Gus sits down at the table, bemused.
Eileen takes a puzzle with big wooden pieces off of a shelf and says, “Mr. Schuster? Do you like to do puzzles?”
Gus says, “No.”
Did Gus like to do puzzles? Isn’t engineering a kind of puzzle? Mila can’t remember Gus ever doing regular puzzles-but they were so busy. Their life wasn’t exactly conducive to sitting down and doing puzzles. Gus built telescopes for a while. And then he built model rockets. He made such beautiful rockets. He would sit in front of the television and sand the rocket fins to get the perfect airfoil shape, sawdust falling into a towel on his lap, and then he would glue them to the rocket body using a slow setting epoxy, and finally, when they were about set, he’d dip his finger in rubbing alcohol and run it down the seam to make the fillet smooth and perfect. He made beautiful rockets and then shot them off, risking everything.
“Let’s try a puzzle,” Eileen says.
“Mila?” It is Gus on the phone.
“I’ll get back to you,” Mila tells Roger. Roger is the manufacturing engineer on the project she’s working on.

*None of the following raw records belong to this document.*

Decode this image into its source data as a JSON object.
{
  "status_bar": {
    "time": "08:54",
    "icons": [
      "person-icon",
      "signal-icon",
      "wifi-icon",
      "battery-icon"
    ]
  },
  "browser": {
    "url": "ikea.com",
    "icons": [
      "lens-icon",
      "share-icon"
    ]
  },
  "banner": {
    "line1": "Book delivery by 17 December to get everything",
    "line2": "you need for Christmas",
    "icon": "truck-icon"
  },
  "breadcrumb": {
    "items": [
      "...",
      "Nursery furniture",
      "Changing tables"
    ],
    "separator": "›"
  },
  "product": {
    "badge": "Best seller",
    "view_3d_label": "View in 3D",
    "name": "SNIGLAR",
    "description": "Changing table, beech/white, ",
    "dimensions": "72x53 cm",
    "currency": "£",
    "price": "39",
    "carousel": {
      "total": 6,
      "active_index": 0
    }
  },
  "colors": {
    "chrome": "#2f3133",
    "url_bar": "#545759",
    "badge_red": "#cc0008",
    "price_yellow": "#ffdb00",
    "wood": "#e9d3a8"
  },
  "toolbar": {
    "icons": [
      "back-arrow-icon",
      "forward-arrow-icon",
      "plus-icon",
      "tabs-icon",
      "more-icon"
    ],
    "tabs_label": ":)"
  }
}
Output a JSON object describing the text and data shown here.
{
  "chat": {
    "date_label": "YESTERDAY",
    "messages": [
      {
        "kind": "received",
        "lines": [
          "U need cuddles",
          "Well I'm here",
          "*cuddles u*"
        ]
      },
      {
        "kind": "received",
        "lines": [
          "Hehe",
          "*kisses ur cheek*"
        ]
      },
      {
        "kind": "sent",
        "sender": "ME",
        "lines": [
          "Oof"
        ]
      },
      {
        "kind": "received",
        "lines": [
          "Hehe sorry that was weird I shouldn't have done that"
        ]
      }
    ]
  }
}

“Look,” Roger says, “I just need a signature and I’ll get out of your hair-”
“It’s Gus,” Mila says.
“Mila, honey,” Roger says, “I’m sorry, but I’ve got four thousand parts in IQA.” He wants her to sign off on allowing the parts to be used, even though they’re not quite to spec, and she’s pretty sure he’s right that they can use them. But her job is to be sure.
“Mila,” Gus says in her ear, “I think I’ve got bees in my head.”
Roger knew Gus. And Roger is a short-sighted bastard who doesn’t care about anything but four thousand pieces of ABS plastic pieces. Actually Roger is just doing his job. Roger is thorough.
“I promise it’s okay,” Roger says. “I assembled twenty of them, they worked fine.”
Mila signs.
“Mila?” Gus says. “Can you hear me? I think I’ve got bees in my head.”
“What do you mean, honey,” she says.
“It itches in my head.”
Gus isn’t supposed to feel anything from the procedures. There aren’t nerve endings in the brain, he can’t be feeling anything. It’s been four months since the second procedure.
“It itches in your head,” Mila says.
“That’s right,” Gus says. “Can you come pick me up? I’m ready to go home now.”
Gus is at home, of course, with Iris, the home health. But if Mila says that he’s at home, Gus will get upset. “I’ll be there in a while to pick you up. Let me talk to Iris.”
“My head itches,” Gus says. “Inside.”
“Okay, honey,” Mila says. “Let me talk to Iris.”
Gus doesn’t want to give the phone to Iris. He wants… something. He wants Mila to take care of this head itching thing, or whatever it is that’s going on. Mila doesn’t know what Gus knows about the procedure. Maybe he’s sort of pieced this together to get her to come and take him home. Maybe something strange is going on. It is an experimental procedure. Maybe this is just more weird Alzheimer’s behavior. Maybe he has a headache and this is what he can say.
“It’s bees,” he says.
Finally he lets her talk to Iris.
“Does he have a temperature? Does anything seem wrong?” she asks Iris.
“No,” says Iris. “He’s real good today, Mrs. Schuster. I think that brain cells are growing back because he’s really good these last couple of days.”
“Do I need to come home?” Mila asks.
“No, ma’am. He just insisted on calling you. I don’t know where the bees thing comes from, he didn’t say that to me.”
Maybe the tissue in his head is being rejected. It shouldn’t be. The cells are naпve stem cells. They’re from his own body. Maybe there was a mistake.